Chief Justice of the Washington Supreme Court
- In office January 14, 1985 – July 17, 1988
- Appointed by: General Election

Judge of the King County Superior Court

Member of the Washington Senate from the 32nd district
- In office 1951–1959
- Preceded by: Ward Davidson
- Succeeded by: Wayne Angevine

Chair of the Washington Republican Party
- In office 1960–1962
- Preceded by: Arnold S. Wang
- Succeeded by: Montgomery Johnson

Personal details
- Born: William Cassius Goodloe III September 19, 1919 Lexington, Kentucky, U.S.
- Died: January 18, 1997 (aged 77) Seattle, Washington, U.S.
- Party: Republican American Heritage
- Spouse: Ruth
- Alma mater: University of Washington

= William C. Goodloe =

American judge (1919–1997)

William Cassius Goodloe III (September 19, 1919 - January 18, 1997) was an American lawyer, politician and judge, who served as chief justice of the Washington Supreme Court from 1985 to 1988.

==Life and career==
William Goodloe was born in Lexington, Kentucky. After graduating from the University of Washington School of Law in 1948, he went on to practice as a trial lawyer for 24 years.

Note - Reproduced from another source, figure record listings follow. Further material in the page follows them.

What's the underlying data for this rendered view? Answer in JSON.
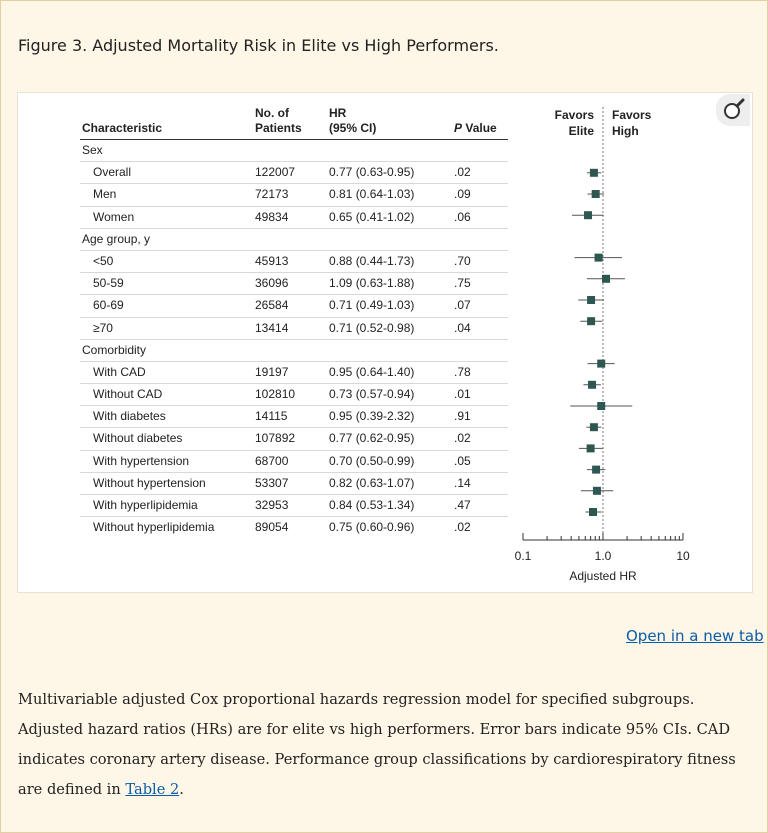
{
  "figure_title": "Figure 3. Adjusted Mortality Risk in Elite vs High Performers.",
  "open_link": "Open in a new tab",
  "caption": {
    "text": "Multivariable adjusted Cox proportional hazards regression model for specified subgroups. Adjusted hazard ratios (HRs) are for elite vs high performers. Error bars indicate 95% CIs. CAD indicates coronary artery disease. Performance group classifications by cardiorespiratory fitness are defined in ",
    "link": "Table 2",
    "end": "."
  },
  "table": {
    "headers": {
      "characteristic": "Characteristic",
      "patients_1": "No. of",
      "patients_2": "Patients",
      "hr_1": "HR",
      "hr_2": "(95% CI)",
      "p_1": "P",
      "p_2": " Value"
    }
  },
  "chart_data": {
    "type": "forest",
    "xlabel": "Adjusted HR",
    "xscale": "log",
    "xlim": [
      0.1,
      10
    ],
    "xticks": [
      {
        "value": 0.1,
        "label": "0.1"
      },
      {
        "value": 1,
        "label": "1.0"
      },
      {
        "value": 10,
        "label": "10"
      }
    ],
    "reference_line": 1.0,
    "favors_left": [
      "Favors",
      "Elite"
    ],
    "favors_right": [
      "Favors",
      "High"
    ],
    "rows": [
      {
        "label": "Sex",
        "group": true
      },
      {
        "label": "Overall",
        "n": "122007",
        "ci_text": "0.77 (0.63-0.95)",
        "p": ".02",
        "hr": 0.77,
        "lo": 0.63,
        "hi": 0.95
      },
      {
        "label": "Men",
        "n": "72173",
        "ci_text": "0.81 (0.64-1.03)",
        "p": ".09",
        "hr": 0.81,
        "lo": 0.64,
        "hi": 1.03
      },
      {
        "label": "Women",
        "n": "49834",
        "ci_text": "0.65 (0.41-1.02)",
        "p": ".06",
        "hr": 0.65,
        "lo": 0.41,
        "hi": 1.02
      },
      {
        "label": "Age group, y",
        "group": true
      },
      {
        "label": "<50",
        "n": "45913",
        "ci_text": "0.88 (0.44-1.73)",
        "p": ".70",
        "hr": 0.88,
        "lo": 0.44,
        "hi": 1.73
      },
      {
        "label": "50-59",
        "n": "36096",
        "ci_text": "1.09 (0.63-1.88)",
        "p": ".75",
        "hr": 1.09,
        "lo": 0.63,
        "hi": 1.88
      },
      {
        "label": "60-69",
        "n": "26584",
        "ci_text": "0.71 (0.49-1.03)",
        "p": ".07",
        "hr": 0.71,
        "lo": 0.49,
        "hi": 1.03
      },
      {
        "label": "≥70",
        "n": "13414",
        "ci_text": "0.71 (0.52-0.98)",
        "p": ".04",
        "hr": 0.71,
        "lo": 0.52,
        "hi": 0.98
      },
      {
        "label": "Comorbidity",
        "group": true
      },
      {
        "label": "With CAD",
        "n": "19197",
        "ci_text": "0.95 (0.64-1.40)",
        "p": ".78",
        "hr": 0.95,
        "lo": 0.64,
        "hi": 1.4
      },
      {
        "label": "Without CAD",
        "n": "102810",
        "ci_text": "0.73 (0.57-0.94)",
        "p": ".01",
        "hr": 0.73,
        "lo": 0.57,
        "hi": 0.94
      },
      {
        "label": "With diabetes",
        "n": "14115",
        "ci_text": "0.95 (0.39-2.32)",
        "p": ".91",
        "hr": 0.95,
        "lo": 0.39,
        "hi": 2.32
      },
      {
        "label": "Without diabetes",
        "n": "107892",
        "ci_text": "0.77 (0.62-0.95)",
        "p": ".02",
        "hr": 0.77,
        "lo": 0.62,
        "hi": 0.95
      },
      {
        "label": "With hypertension",
        "n": "68700",
        "ci_text": "0.70 (0.50-0.99)",
        "p": ".05",
        "hr": 0.7,
        "lo": 0.5,
        "hi": 0.99
      },
      {
        "label": "Without hypertension",
        "n": "53307",
        "ci_text": "0.82 (0.63-1.07)",
        "p": ".14",
        "hr": 0.82,
        "lo": 0.63,
        "hi": 1.07
      },
      {
        "label": "With hyperlipidemia",
        "n": "32953",
        "ci_text": "0.84 (0.53-1.34)",
        "p": ".47",
        "hr": 0.84,
        "lo": 0.53,
        "hi": 1.34
      },
      {
        "label": "Without hyperlipidemia",
        "n": "89054",
        "ci_text": "0.75 (0.60-0.96)",
        "p": ".02",
        "hr": 0.75,
        "lo": 0.6,
        "hi": 0.96
      }
    ],
    "colors": {
      "marker": "#2f5752",
      "line": "#555555",
      "axis": "#333333"
    }
  }
}
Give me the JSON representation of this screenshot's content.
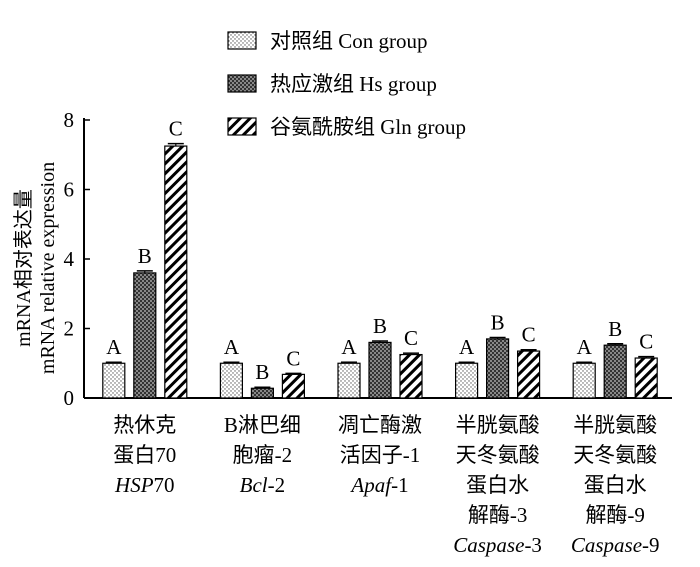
{
  "chart_data": {
    "type": "bar",
    "title": "",
    "xlabel": "",
    "ylabel_cn": "mRNA相对表达量",
    "ylabel_en": "mRNA relative expression",
    "ylim": [
      0,
      8
    ],
    "yticks": [
      0,
      2,
      4,
      6,
      8
    ],
    "legend_position": "top",
    "series": [
      {
        "name": "对照组 Con group",
        "pattern": "dots",
        "values": [
          1.0,
          1.0,
          1.0,
          1.0,
          1.0
        ],
        "error": [
          0.03,
          0.03,
          0.03,
          0.03,
          0.03
        ],
        "labels": [
          "A",
          "A",
          "A",
          "A",
          "A"
        ]
      },
      {
        "name": "热应激组 Hs group",
        "pattern": "crosshatch",
        "values": [
          3.6,
          0.28,
          1.6,
          1.7,
          1.52
        ],
        "error": [
          0.06,
          0.03,
          0.04,
          0.04,
          0.04
        ],
        "labels": [
          "B",
          "B",
          "B",
          "B",
          "B"
        ]
      },
      {
        "name": "谷氨酰胺组 Gln group",
        "pattern": "diagonal",
        "values": [
          7.25,
          0.68,
          1.25,
          1.35,
          1.15
        ],
        "error": [
          0.07,
          0.03,
          0.04,
          0.04,
          0.04
        ],
        "labels": [
          "C",
          "C",
          "C",
          "C",
          "C"
        ]
      }
    ],
    "categories": [
      {
        "cn": [
          "热休克",
          "蛋白70"
        ],
        "en_italic": "HSP",
        "en_normal": "70"
      },
      {
        "cn": [
          "B淋巴细",
          "胞瘤-2"
        ],
        "en_italic": "Bcl",
        "en_normal": "-2"
      },
      {
        "cn": [
          "凋亡酶激",
          "活因子-1"
        ],
        "en_italic": "Apaf",
        "en_normal": "-1"
      },
      {
        "cn": [
          "半胱氨酸",
          "天冬氨酸",
          "蛋白水",
          "解酶-3"
        ],
        "en_italic": "Caspase",
        "en_normal": "-3"
      },
      {
        "cn": [
          "半胱氨酸",
          "天冬氨酸",
          "蛋白水",
          "解酶-9"
        ],
        "en_italic": "Caspase",
        "en_normal": "-9"
      }
    ]
  }
}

Goodloe served in the Washington State Senate as a Republican from 1951 to 1959, and later headed the 1962 World's Fair committee. He also served as the chairman of the Washington State Republican Party from 1960 to 1962.

He served on the King County Superior Court for twelve years and served for three and a half years on the Washington State Supreme Court from January 14, 1985, to July 17, 1988, after winning a contested election. While on the Supreme Court, Justice Goodloe authored 56 majority opinions with 12 concurrences and 34 dissents. He resigned his position before the end of his first term.

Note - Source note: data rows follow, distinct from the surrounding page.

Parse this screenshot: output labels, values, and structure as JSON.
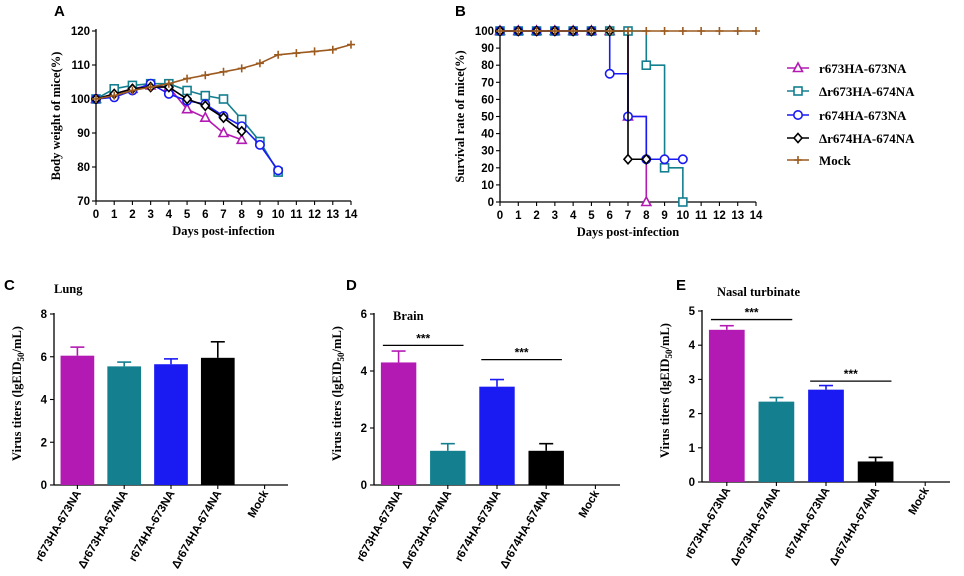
{
  "colors": {
    "r673HA-673NA": "#b31ab3",
    "Δr673HA-674NA": "#137f8f",
    "r674HA-673NA": "#1a1af2",
    "Δr674HA-674NA": "#000000",
    "Mock": "#9c5a1f"
  },
  "chart_data": [
    {
      "panel": "A",
      "type": "line",
      "xlabel": "Days post-infection",
      "ylabel": "Body weight of mice(%)",
      "xlim": [
        0,
        14
      ],
      "ylim": [
        70,
        120
      ],
      "xticks": [
        "0",
        "1",
        "2",
        "3",
        "4",
        "5",
        "6",
        "7",
        "8",
        "9",
        "10",
        "11",
        "12",
        "13",
        "14"
      ],
      "yticks": [
        "70",
        "80",
        "90",
        "100",
        "110",
        "120"
      ],
      "series": [
        {
          "name": "r673HA-673NA",
          "marker": "triangle",
          "x": [
            0,
            1,
            2,
            3,
            4,
            5,
            6,
            7,
            8
          ],
          "values": [
            100,
            101.5,
            103,
            104,
            103.5,
            97,
            94.5,
            90,
            88
          ]
        },
        {
          "name": "Δr673HA-674NA",
          "marker": "square",
          "x": [
            0,
            1,
            2,
            3,
            4,
            5,
            6,
            7,
            8,
            9,
            10
          ],
          "values": [
            100,
            103,
            104,
            104.5,
            104.5,
            102.5,
            101,
            100,
            94,
            87.5,
            78.5
          ]
        },
        {
          "name": "r674HA-673NA",
          "marker": "circle",
          "x": [
            0,
            1,
            2,
            3,
            4,
            5,
            6,
            7,
            8,
            9,
            10
          ],
          "values": [
            100,
            100.5,
            102.5,
            104.5,
            101.5,
            99.5,
            98.5,
            95,
            92,
            86.5,
            79
          ]
        },
        {
          "name": "Δr674HA-674NA",
          "marker": "diamond",
          "x": [
            0,
            1,
            2,
            3,
            4,
            5,
            6,
            7,
            8
          ],
          "values": [
            100,
            101.5,
            103,
            103.5,
            103.5,
            100,
            98,
            94.5,
            90.5
          ]
        },
        {
          "name": "Mock",
          "marker": "plus",
          "x": [
            0,
            1,
            2,
            3,
            4,
            5,
            6,
            7,
            8,
            9,
            10,
            11,
            12,
            13,
            14
          ],
          "values": [
            100,
            101,
            102.5,
            103.5,
            104.5,
            106,
            107,
            108,
            109,
            110.5,
            113,
            113.5,
            114,
            114.5,
            116
          ]
        }
      ]
    },
    {
      "panel": "B",
      "type": "line",
      "step": true,
      "xlabel": "Days post-infection",
      "ylabel": "Survival rate of mice(%)",
      "xlim": [
        0,
        14
      ],
      "ylim": [
        0,
        100
      ],
      "xticks": [
        "0",
        "1",
        "2",
        "3",
        "4",
        "5",
        "6",
        "7",
        "8",
        "9",
        "10",
        "11",
        "12",
        "13",
        "14"
      ],
      "yticks": [
        "0",
        "10",
        "20",
        "30",
        "40",
        "50",
        "60",
        "70",
        "80",
        "90",
        "100"
      ],
      "series": [
        {
          "name": "r673HA-673NA",
          "marker": "triangle",
          "x": [
            0,
            1,
            2,
            3,
            4,
            5,
            6,
            7,
            8
          ],
          "values": [
            100,
            100,
            100,
            100,
            100,
            100,
            100,
            50,
            0
          ]
        },
        {
          "name": "Δr673HA-674NA",
          "marker": "square",
          "x": [
            0,
            1,
            2,
            3,
            4,
            5,
            6,
            7,
            8,
            9,
            10
          ],
          "values": [
            100,
            100,
            100,
            100,
            100,
            100,
            100,
            100,
            80,
            20,
            0
          ]
        },
        {
          "name": "r674HA-673NA",
          "marker": "circle",
          "x": [
            0,
            1,
            2,
            3,
            4,
            5,
            6,
            7,
            8,
            9,
            10
          ],
          "values": [
            100,
            100,
            100,
            100,
            100,
            100,
            75,
            50,
            25,
            25,
            25
          ]
        },
        {
          "name": "Δr674HA-674NA",
          "marker": "diamond",
          "x": [
            0,
            1,
            2,
            3,
            4,
            5,
            6,
            7,
            8
          ],
          "values": [
            100,
            100,
            100,
            100,
            100,
            100,
            100,
            25,
            25
          ]
        },
        {
          "name": "Mock",
          "marker": "plus",
          "x": [
            0,
            1,
            2,
            3,
            4,
            5,
            6,
            7,
            8,
            9,
            10,
            11,
            12,
            13,
            14
          ],
          "values": [
            100,
            100,
            100,
            100,
            100,
            100,
            100,
            100,
            100,
            100,
            100,
            100,
            100,
            100,
            100
          ]
        }
      ],
      "legend": [
        "r673HA-673NA",
        "Δr673HA-674NA",
        "r674HA-673NA",
        "Δr674HA-674NA",
        "Mock"
      ]
    },
    {
      "panel": "C",
      "type": "bar",
      "title": "Lung",
      "ylabel": "Virus titers (lgEID50/mL)",
      "ylim": [
        0,
        8
      ],
      "yticks": [
        "0",
        "2",
        "4",
        "6",
        "8"
      ],
      "categories": [
        "r673HA-673NA",
        "Δr673HA-674NA",
        "r674HA-673NA",
        "Δr674HA-674NA",
        "Mock"
      ],
      "values": [
        6.05,
        5.55,
        5.65,
        5.95,
        0
      ],
      "errors": [
        0.4,
        0.2,
        0.25,
        0.75,
        0
      ],
      "significance": []
    },
    {
      "panel": "D",
      "type": "bar",
      "title": "Brain",
      "ylabel": "Virus titers (lgEID50/mL)",
      "ylim": [
        0,
        6
      ],
      "yticks": [
        "0",
        "2",
        "4",
        "6"
      ],
      "categories": [
        "r673HA-673NA",
        "Δr673HA-674NA",
        "r674HA-673NA",
        "Δr674HA-674NA",
        "Mock"
      ],
      "values": [
        4.3,
        1.2,
        3.45,
        1.2,
        0
      ],
      "errors": [
        0.4,
        0.25,
        0.25,
        0.25,
        0
      ],
      "significance": [
        {
          "from": 0,
          "to": 1,
          "label": "***",
          "y": 4.9
        },
        {
          "from": 2,
          "to": 3,
          "label": "***",
          "y": 4.4
        }
      ]
    },
    {
      "panel": "E",
      "type": "bar",
      "title": "Nasal turbinate",
      "ylabel": "Virus titers (lgEID50/mL)",
      "ylim": [
        0,
        5
      ],
      "yticks": [
        "0",
        "1",
        "2",
        "3",
        "4",
        "5"
      ],
      "categories": [
        "r673HA-673NA",
        "Δr673HA-674NA",
        "r674HA-673NA",
        "Δr674HA-674NA",
        "Mock"
      ],
      "values": [
        4.45,
        2.35,
        2.7,
        0.6,
        0
      ],
      "errors": [
        0.12,
        0.12,
        0.12,
        0.12,
        0
      ],
      "significance": [
        {
          "from": 0,
          "to": 1,
          "label": "***",
          "y": 4.75
        },
        {
          "from": 2,
          "to": 3,
          "label": "***",
          "y": 2.95
        }
      ]
    }
  ]
}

Goodloe twice attempted to run for the US Senate. In 1988, he entered the Republican primary against Slade Gorton, receiving around 3% of the vote. In January 1992, Goodloe challenged Democratic Senator Brock Adams as a third-party candidate, representing the Washington Taxpayers Party, which he had established in 1991.

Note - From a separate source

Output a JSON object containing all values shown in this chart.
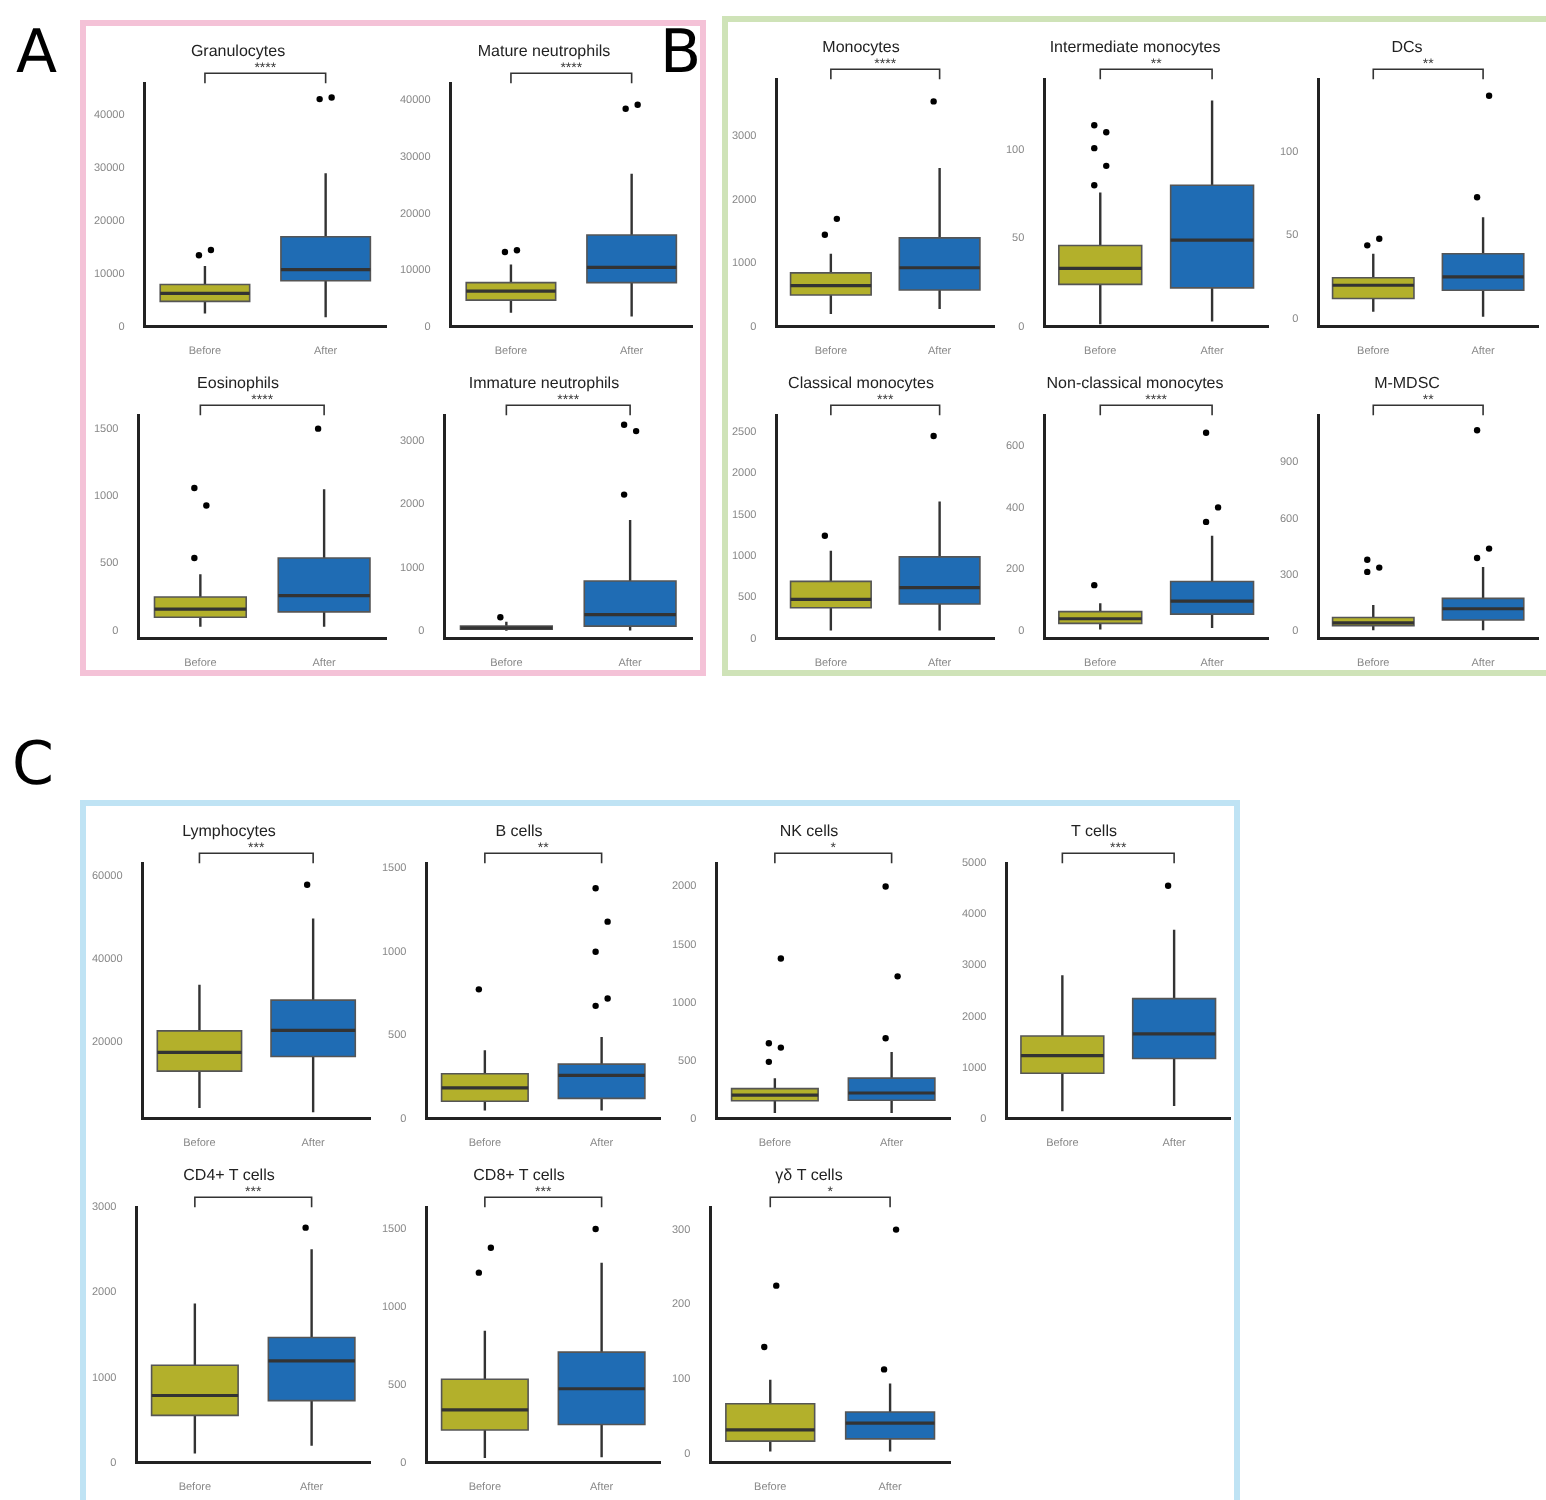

In the early 1990s, Goodloe set up a group called "Morality in Youth" to oppose a plan by the Seattle School District to distribute contraception in public schools.

==Jurisprudence==
He was an advocate of jury nullification and suggested that the following instruction be given by judges to all juries in criminal cases:
 "You are instructed that this being a criminal case you are the exclusive judges of the evidence, the credibility of the witnesses and the weight to be given to their testimony, and you have a right also to determine the law in the case. The court does not intend to express any opinion concerning the weight of the evidence, but it is the duty of the court to advise you as to the law, and it is your duty to consider the instructions of the court; yet in your decision upon the merits of the case you have a right to determine for yourselves the law as well as the facts by which your verdict shall be governed."

==Personal life==
Goodloe and his wife Phyllis lived in the Seattle area with a large family. He was also a Freemason and a member of the Valley of Seattle, Ancient & Accepted Scottish Rite and held the rank and title of 32° Knight Commander of the Court of Honour.

As well as being an amateur painter, Goodloe spent a majority of his time after his retirement studying and giving speeches on the US Constitution.